Quali sono le prime tre cose da non fare quando si viaggia?
- La prima cosa che sconsiglio è di fare una lista lunghissima di cose da vedere perché diventiamo ansiosi di vedere tutto e alla fine correndo ci perdiamo tanti dettagli.
- Sconsiglio anche di prenotare da casa le esperienze, mi rendo conto che questo dipende molto da quanto un viaggiatore si senta confident in un certo paese. Però prenotare la singola esperienza lasciandosi guidare dalla popolazione locale è un ottimo punto di partenza. A volte non riusciamo a capire quanto quell’esperienza sia etica o meno da un catalogo o su internet.
- Non riempire troppo la valigia. Partire sempre un po’ leggeri sia per un tema di emissioni in più, se viaggiamo in aereo ad esempio, ma anche perché possiamo comprare bellissimi prodotti realizzati dalla popolazione locale.
Secondo te quali sono i paesi più virtuosi in ambito di turismo sostenibile, chi potremmo prendere come esempio?
Tanti paesi si muovono in maniera eccelsa dal punto di vista della sostenibilità. Sicuramente Costa Rica è uno dei paesi veramente più virtuosi perché ha iniziato la valorizzazione della biodiversità ormai 30 anni fa. La maggior parte delle aree parco sono protette, tutte le guide escursionistiche, biologi marini ed esperti sono riconosciuti dal Paese e sono formati per valorizzare il territorio. Altro ottimo esempio è il Bhutan, che gode di un sistema molto particolare e può farlo perché è un paese piccolo. Accettano un certo numero di turisti al mese, non c’è il turismo spinto. Tutti i turisti devono essere accompagnati da guide locali e questo fa in modo che la popolazione possa beneficiare in maniera equa del turismo.
Hai viaggiato moltissimo, se dovessi citare un’esperienza di un paese che ti ha segnata particolarmente?
Ti direi Perù, nella Foresta Amazzonica con la popolazione indigena dei Waorani che è l’ultima popolazione compattata. Per una fortuna veramente sfacciata sono capitata nel loro villaggio durante una riunione che avviene ogni 4 anni per eleggere il rappresentante della comunità. Per cui ho vissuto un’esperienza che nessun turista riesce a vivere.

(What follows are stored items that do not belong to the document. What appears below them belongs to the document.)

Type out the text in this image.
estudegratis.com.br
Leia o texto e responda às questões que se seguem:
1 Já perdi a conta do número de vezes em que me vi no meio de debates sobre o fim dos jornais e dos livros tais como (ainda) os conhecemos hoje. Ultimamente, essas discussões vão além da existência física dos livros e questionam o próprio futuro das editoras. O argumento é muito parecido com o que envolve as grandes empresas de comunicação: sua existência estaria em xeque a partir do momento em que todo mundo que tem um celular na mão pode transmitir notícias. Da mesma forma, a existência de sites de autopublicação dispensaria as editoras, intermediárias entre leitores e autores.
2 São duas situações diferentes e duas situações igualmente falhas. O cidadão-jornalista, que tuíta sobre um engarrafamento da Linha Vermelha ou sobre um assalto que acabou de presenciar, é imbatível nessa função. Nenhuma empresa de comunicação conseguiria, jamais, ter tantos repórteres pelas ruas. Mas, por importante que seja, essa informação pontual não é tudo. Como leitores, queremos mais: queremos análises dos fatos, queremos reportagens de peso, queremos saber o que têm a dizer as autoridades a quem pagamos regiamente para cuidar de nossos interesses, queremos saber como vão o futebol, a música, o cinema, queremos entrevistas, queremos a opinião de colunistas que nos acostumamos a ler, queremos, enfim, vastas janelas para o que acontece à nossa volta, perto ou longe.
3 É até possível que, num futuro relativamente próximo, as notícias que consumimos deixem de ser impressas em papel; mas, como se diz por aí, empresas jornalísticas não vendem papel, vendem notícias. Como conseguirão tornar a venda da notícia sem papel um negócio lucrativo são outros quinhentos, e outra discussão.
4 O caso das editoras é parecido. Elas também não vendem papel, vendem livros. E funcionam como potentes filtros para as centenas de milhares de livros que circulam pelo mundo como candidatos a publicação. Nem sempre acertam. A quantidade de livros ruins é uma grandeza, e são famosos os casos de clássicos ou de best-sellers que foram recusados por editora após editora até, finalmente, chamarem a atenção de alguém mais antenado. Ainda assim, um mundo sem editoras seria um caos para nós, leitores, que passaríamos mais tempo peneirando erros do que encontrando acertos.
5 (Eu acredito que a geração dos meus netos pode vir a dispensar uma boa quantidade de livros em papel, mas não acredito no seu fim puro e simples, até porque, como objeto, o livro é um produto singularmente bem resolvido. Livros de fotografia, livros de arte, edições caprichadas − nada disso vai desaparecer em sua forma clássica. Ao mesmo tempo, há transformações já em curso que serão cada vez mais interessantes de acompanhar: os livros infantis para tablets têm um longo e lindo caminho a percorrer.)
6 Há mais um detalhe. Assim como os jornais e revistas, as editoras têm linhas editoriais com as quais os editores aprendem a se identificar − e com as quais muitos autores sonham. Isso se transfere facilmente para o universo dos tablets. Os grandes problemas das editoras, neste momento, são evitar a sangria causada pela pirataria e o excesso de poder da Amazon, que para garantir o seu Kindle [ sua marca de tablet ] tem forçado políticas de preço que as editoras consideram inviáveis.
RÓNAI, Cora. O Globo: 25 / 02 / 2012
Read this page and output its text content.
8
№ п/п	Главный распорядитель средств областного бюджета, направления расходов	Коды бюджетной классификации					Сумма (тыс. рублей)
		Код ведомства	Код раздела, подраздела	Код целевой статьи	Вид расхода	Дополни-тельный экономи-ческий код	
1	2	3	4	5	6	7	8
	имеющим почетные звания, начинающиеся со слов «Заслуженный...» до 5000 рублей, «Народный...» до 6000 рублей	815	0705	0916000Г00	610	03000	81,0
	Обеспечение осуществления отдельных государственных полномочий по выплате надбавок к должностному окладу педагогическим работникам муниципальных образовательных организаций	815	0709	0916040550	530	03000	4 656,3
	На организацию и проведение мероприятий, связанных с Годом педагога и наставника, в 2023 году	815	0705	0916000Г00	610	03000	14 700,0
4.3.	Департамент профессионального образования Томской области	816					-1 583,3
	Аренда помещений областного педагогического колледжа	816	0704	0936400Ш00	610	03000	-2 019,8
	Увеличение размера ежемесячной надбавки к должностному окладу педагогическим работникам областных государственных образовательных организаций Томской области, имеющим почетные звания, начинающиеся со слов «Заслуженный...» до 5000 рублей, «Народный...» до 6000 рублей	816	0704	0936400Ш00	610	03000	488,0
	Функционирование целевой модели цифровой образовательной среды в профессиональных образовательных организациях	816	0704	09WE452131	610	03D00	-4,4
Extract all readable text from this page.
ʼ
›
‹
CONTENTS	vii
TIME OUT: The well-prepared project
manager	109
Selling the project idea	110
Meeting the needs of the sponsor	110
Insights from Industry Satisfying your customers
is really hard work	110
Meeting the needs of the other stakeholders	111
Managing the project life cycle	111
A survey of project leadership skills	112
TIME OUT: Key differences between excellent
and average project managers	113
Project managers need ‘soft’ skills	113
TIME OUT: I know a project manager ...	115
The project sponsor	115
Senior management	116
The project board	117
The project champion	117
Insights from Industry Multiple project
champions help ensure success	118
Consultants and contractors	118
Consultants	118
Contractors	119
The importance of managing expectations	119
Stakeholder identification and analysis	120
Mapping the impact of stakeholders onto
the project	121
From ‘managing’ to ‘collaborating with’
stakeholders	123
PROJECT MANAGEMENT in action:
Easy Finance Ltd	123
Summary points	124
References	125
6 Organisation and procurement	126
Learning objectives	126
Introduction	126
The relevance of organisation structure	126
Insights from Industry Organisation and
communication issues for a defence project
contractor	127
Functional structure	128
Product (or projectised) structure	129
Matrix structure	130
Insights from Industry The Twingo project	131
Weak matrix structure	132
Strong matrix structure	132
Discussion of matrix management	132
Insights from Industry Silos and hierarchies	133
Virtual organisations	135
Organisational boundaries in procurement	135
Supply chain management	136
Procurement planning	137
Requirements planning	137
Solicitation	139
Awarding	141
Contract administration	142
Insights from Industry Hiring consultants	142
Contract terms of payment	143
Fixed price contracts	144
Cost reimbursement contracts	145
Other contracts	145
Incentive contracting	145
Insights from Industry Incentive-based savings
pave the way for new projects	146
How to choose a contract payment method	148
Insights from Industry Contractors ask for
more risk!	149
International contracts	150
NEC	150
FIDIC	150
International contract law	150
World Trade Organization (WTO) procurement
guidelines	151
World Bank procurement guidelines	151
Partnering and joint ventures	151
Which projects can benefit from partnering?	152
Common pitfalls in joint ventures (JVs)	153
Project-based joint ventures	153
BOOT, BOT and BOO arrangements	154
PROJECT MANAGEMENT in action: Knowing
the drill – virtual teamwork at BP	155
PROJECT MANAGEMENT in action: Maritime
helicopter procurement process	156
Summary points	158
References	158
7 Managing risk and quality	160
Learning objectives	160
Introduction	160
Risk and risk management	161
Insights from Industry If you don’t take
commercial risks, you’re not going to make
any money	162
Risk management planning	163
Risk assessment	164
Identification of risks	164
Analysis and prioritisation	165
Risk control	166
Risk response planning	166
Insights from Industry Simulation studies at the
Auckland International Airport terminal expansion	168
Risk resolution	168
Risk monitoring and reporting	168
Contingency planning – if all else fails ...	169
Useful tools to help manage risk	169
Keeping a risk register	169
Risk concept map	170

Mi trovavo con uno degli esponenti del Movimento indigeno ed era il periodo in cui stavano protestando contro l’innalzamento dei prezzi del petrolio. Mi stavano raccontando quanto le compagnie petrolifere avessero devastato il loro territorio e mi invitarono a casa loro. Ho vissuto tre giorni straordinari in una comunità fortemente indigena dove il tempo si sembrava essersi fermato 50/70 anni fa. Eppure anche lì vedevi dei fenomeni di occidentalizzazione, alcune donne erano vestite con magliette Adidas o Nike e altre erano scalze con i classici abiti indigeni.
Ho fatto un’intervista emozionante a un’esponente indigena, era tutto buio, le uniche luci erano i fanali di un’auto e lei mi raccontava con grande pathos quanto fosse legata alla sua terra.
Quella esperienza è stata bellissima anche perché ho toccato con mano l’impatto delle compagnie petrolifere e di come generano effetti negativi.
I tuoi genitori cosa ti dicono ogni volta che parti?
Ormai si sono abituati (ride) quindi si limitano a dirmi “ogni tanto chiamaci”. Mi conoscono e sanno che non sarei stata mai la classica persona con un lavoro d’ufficio. Devo dire che mia madre si preoccupa poco, questo è un aspetto importante perché non vivo l’ansia del viaggio e la paura di cosa mi può succedere.
Le relazioni con le altre persone a me care sono un po’ più difficili perché stando fuori casa per tanto tempo sono rapporti da ricucire ogni qualvolta si rientra. Però io penso che le ali non si debbano mai tarpare, se no poi si è infelici e non si riesce a donare gioia, energia e positività agli altri.